Plant, who de-committed from Arizona in June and re-committed in November, isn’t expected to sign until February. Analysts believe many of those decisions will fall along those lines: The higher-rated players will wait and bask in the courting process, while the lower- and mid-tier prospects will sign now with schools that expressed interest in them from the outset.
As such, the schools that traditionally sit atop the recruiting rankings — and often swoop in for players very late in the process — probably will land smaller hauls during the early signing period.
“If you’re a four- or five-star, they’re not going to say you’re out” if you don’t sign, Biggins said. “But if you’re a two- or three-star, you’re committed to a school like Nevada and you don’t sign, they’re going to keep recruiting your position.”
Biggins and Gorney say that dynamic puts pressure on prospects who aren’t in that elite class. It isn’t quite at the ultimatum level, but the message is clear: Sign with us now or we’ll move on.
Therein lies the rub. Alabama isn’t going to fill its 2018 class this week. There will a few recruits left to sign by the traditional February signing date. In years past, that would leave Saban and his staff time to turn up a few underappreciated nuggets as well as flip a few recruits from other schools who simply couldn’t match the opportunity being presented.

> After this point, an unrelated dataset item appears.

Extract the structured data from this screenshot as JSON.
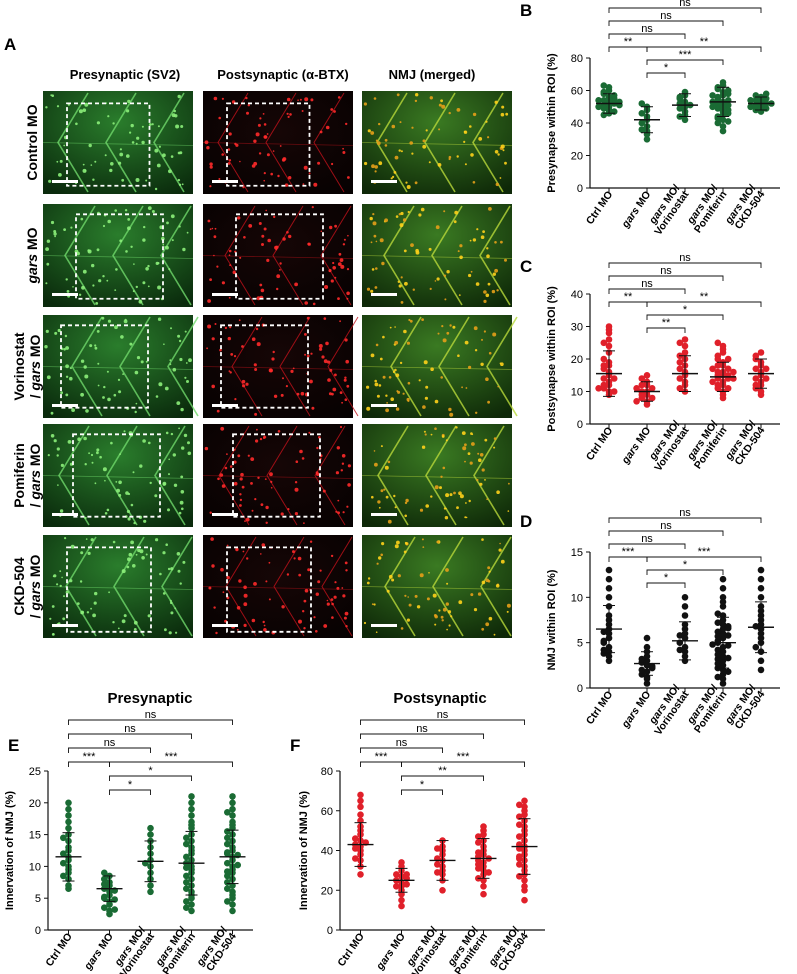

That script’s been changed, though. “Bird in hand” has a lot more leverage now than it used to. The three-star recruit who was told last year to wait and see if something might come up in Tuscaloosa didn’t have much to lose by waiting, since his existing offer with Southwestern State A&M was still on the table. This year, though, he’s got to weigh losing that offer if he doesn’t sign early against keeping his fingers crossed that Mr. Medical Hardship actually comes through in a couple of months. Any way you want to look at that, it’s not as appealing for the recruit — which means it’s not as appealing for Saban, either.